数検4級の証明問題を攻略|仮定から結論までの書き方
数検4級の図形の証明では、仮定、使える性質、示す結論を分けて書くことが大切です。答えを暗記するのではなく、判断の根拠と確認方法をセットで身につけます。
図形の証明で最初に確認すること
- 目的:仮定、使える性質、示す結論を分けて書く。
- 進め方:等しい理由を一行ずつ添え、合同条件へつなぐ。
- 検算:最後に合同から何が言えるか結論まで書く。
学習のポイント:証明は「答えを知っている」だけでは得点になりません。仮定から取り出した事実、使った性質、合同条件、結論を順番につなぎます。
図形の証明を書く基本構成
| 段階 | 書く内容 | 例 |
|---|---|---|
| 1 | 比べる2つの三角形 | △ABMと△ACMにおいて |
| 2 | 等しい辺・角と理由 | 仮定、共通、対頂角など |
| 3 | 使う合同条件 | 3組の辺がそれぞれ等しい |
| 4 | 合同式 | 対応順をそろえる |
| 5 | 合同から得る結論 | 対応する辺・角は等しい |
数検4級の証明・記述例題
問題:AB=ACの二等辺三角形ABCで、Mは辺BCの中点です。∠ABC=∠ACBを証明します。

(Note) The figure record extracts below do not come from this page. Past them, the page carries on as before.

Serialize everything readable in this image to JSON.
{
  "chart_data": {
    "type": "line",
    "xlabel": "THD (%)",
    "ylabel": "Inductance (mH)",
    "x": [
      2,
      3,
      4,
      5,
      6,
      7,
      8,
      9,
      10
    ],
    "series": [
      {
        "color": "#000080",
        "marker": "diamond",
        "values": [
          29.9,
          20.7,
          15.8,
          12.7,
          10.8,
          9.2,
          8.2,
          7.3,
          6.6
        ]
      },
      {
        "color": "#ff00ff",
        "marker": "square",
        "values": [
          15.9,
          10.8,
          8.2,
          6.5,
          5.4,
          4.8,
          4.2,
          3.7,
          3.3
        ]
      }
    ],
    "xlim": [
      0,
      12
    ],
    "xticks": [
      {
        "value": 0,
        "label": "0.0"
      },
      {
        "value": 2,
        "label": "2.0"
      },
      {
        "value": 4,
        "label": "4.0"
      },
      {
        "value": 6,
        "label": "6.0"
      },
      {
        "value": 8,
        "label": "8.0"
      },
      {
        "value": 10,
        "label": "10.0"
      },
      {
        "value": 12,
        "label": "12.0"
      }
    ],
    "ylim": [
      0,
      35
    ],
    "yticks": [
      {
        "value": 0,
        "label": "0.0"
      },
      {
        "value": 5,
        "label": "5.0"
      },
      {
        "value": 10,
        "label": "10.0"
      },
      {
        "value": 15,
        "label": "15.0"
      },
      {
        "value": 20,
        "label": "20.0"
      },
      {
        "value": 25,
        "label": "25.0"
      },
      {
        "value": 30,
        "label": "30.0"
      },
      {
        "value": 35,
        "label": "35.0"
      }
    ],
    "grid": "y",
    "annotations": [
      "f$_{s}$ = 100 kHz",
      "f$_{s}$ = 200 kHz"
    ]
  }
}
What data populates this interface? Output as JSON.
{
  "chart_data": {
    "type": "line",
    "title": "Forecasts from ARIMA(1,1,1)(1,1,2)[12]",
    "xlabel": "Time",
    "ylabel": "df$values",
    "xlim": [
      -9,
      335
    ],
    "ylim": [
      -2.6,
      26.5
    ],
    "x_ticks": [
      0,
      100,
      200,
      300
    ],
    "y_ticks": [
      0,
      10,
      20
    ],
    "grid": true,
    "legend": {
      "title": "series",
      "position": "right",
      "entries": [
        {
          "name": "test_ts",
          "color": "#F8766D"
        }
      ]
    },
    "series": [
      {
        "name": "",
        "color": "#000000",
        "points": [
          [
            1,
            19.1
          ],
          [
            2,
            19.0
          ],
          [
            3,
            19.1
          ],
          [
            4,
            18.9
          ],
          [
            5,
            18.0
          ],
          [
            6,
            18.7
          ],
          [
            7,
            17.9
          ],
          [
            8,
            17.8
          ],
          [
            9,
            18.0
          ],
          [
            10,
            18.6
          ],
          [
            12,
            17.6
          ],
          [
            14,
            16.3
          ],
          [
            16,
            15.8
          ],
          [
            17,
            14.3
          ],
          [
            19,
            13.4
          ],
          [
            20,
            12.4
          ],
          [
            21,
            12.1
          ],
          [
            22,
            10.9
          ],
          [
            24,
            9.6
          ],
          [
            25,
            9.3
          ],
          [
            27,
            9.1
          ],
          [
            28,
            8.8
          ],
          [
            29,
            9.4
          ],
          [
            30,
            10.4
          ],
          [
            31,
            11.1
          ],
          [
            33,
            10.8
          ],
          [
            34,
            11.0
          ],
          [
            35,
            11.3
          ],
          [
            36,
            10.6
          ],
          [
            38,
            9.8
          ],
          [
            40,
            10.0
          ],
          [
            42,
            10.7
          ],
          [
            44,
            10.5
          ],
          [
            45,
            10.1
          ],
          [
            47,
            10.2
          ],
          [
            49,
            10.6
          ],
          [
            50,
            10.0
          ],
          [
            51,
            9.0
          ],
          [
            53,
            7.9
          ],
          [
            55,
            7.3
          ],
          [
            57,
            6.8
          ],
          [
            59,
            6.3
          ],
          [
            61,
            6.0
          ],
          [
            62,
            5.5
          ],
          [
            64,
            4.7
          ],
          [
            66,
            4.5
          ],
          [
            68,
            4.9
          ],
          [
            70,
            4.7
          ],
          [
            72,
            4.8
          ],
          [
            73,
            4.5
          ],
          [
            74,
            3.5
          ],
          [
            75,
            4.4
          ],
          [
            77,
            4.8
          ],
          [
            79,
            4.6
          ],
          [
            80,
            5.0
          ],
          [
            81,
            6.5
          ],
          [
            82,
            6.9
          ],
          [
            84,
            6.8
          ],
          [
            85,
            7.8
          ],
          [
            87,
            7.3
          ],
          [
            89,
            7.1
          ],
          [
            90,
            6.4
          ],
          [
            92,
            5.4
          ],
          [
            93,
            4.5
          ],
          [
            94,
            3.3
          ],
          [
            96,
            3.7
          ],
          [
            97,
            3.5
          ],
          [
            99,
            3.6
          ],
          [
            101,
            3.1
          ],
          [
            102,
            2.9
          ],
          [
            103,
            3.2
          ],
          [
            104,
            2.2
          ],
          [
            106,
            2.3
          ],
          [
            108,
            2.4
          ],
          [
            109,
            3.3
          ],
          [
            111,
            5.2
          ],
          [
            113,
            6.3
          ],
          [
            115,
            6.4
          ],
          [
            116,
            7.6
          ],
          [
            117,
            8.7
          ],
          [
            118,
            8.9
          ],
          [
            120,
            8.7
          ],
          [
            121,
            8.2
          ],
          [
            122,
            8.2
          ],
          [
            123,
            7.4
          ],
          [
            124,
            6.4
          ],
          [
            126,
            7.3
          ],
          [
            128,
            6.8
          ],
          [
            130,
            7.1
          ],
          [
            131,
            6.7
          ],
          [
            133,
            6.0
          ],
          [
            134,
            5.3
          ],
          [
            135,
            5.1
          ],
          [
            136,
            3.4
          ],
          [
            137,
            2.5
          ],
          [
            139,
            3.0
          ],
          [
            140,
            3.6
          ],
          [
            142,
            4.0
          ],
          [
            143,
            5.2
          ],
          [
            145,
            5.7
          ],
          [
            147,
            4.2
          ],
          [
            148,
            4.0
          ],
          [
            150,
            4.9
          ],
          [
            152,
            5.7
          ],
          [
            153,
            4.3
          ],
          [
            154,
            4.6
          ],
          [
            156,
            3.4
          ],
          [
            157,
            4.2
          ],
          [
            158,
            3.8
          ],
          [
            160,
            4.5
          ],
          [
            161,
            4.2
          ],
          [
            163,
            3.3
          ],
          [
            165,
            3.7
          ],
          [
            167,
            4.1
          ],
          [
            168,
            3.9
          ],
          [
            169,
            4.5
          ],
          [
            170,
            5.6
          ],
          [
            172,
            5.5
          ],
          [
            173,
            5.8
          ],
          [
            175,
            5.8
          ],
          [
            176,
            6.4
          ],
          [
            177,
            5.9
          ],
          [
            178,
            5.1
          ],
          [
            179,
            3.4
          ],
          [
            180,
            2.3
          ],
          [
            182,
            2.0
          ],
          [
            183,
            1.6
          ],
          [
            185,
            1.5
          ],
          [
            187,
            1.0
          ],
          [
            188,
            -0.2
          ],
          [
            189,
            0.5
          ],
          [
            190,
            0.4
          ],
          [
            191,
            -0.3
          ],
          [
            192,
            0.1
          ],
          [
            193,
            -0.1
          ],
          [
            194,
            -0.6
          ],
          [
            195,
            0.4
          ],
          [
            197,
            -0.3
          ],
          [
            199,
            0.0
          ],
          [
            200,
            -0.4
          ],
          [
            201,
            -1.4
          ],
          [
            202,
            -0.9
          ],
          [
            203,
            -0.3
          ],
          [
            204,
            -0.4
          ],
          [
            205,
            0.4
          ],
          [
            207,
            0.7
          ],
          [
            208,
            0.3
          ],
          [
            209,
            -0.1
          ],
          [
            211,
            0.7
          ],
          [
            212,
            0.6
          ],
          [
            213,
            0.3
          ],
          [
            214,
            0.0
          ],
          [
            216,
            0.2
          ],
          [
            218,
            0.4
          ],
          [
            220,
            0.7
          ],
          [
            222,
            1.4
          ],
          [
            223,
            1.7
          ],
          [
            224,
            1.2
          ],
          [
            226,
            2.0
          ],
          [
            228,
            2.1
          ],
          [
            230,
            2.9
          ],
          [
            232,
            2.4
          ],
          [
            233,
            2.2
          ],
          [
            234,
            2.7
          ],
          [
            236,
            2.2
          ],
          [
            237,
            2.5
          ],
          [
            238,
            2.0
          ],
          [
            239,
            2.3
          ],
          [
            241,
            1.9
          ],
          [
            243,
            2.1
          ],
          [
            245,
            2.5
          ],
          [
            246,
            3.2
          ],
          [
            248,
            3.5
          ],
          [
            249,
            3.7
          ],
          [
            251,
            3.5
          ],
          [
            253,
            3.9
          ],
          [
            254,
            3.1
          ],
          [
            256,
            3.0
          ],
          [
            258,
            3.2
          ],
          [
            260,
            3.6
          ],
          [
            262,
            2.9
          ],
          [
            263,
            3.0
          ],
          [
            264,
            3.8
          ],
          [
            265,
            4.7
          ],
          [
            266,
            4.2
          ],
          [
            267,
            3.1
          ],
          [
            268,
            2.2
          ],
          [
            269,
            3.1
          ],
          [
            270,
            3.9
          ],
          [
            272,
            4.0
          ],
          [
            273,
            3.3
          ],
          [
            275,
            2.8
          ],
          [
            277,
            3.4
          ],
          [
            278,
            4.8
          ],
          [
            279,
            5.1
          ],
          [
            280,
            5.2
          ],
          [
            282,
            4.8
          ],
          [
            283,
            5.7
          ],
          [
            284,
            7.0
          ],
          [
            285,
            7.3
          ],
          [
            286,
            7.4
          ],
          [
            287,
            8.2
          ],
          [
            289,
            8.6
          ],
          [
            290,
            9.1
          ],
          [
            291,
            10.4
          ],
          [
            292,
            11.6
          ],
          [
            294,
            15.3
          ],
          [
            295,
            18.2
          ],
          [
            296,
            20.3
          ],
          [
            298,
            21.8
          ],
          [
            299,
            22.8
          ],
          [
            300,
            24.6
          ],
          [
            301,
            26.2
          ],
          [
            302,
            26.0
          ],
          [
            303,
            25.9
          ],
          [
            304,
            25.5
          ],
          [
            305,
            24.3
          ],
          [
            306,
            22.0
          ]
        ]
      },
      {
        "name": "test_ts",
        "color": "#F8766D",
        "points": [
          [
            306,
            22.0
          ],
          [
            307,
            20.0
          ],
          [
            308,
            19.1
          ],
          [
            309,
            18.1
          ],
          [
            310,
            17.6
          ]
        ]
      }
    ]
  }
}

- △ABMと△ACMにおいて、仮定よりAB=AC。
- MはBCの中点なのでBM=CM。
- AMは共通なのでAM=AM。
- 3組の辺がそれぞれ等しいから、△ABM≡△ACM。
- 合同な図形の対応する角は等しいので、∠ABM=∠ACM。
- Mは辺BC上にあるため、∠ABC=∠ACB。
「等しい」と書くたびに、仮定・中点・共通・合同な図形の性質などの理由を添えることが重要です。
証明の見直しチェックリスト
| 確認 | 質問 |
|---|---|
| 仮定 | 問題文で与えられたことだけを使っているか |
| 対応 | 合同式の頂点順がそろっているか |
| 根拠 | 各等式に理由が付いているか |
| 結論 | 合同を示しただけで終わっていないか |
循環論法に注意:これから証明する結論を、途中の根拠として使ってはいけません。与えられた仮定と既に学んだ性質から出発します。
よくあるつまずきと直し方
| つまずき | 原因 | 直し方 |
|---|---|---|
| 図の見た目を証明の根拠にする | 手順の意味を確認せず、見た目だけで判断している | 等しい理由を一行ずつ添え、合同条件へつなぐ |
| 途中式を省いて同じミスを繰り返す | 答え合わせが正誤確認だけになっている | 誤った最初の行へ印を付け、理由を短く書く |
| 一度解けただけで終える | 短期記憶のまま定着を確認していない | 翌日と一週間後に別の問題で再現する |
家庭で行う4段階練習
- 教科書や要点整理で、図形の証明の定義と基本例を確認する。
- 途中式を省かず、基本問題を3問解く。
- 誤答を「知識・手順・計算・読み違い」に分類する。
- 三日後に類題を解き、最後に合同から何が言えるか結論まで書く。
図形の証明でよくある質問
図で同じ長さに見える辺は等しいと書けますか?
書けません。仮定、共通な辺、平行線の性質など明確な根拠が必要です。
合同を示せば証明は終わりですか?
問題の結論まで書きます。合同から対応する辺や角が等しいことを述べ、求められた内容へつなげます。
「AMは共通」とはどんな意味ですか?
2つの三角形が同じ線分AMを辺として持つため、AM=AMと書けるという意味です。
注意:数検の出題内容や制度は変更される場合があります。受検級・日程・正式な範囲は、申込時に日本数学検定協会の最新情報をご確認ください。
オンライン個別指導で確認するポイント
25分の授業では、すべての問題を解説するのではなく、誤った最初の行と判断理由を確認します。講師が説明した後は、生徒自身が別の問題で同じ手順を再現し、次回までの短い課題を決めます。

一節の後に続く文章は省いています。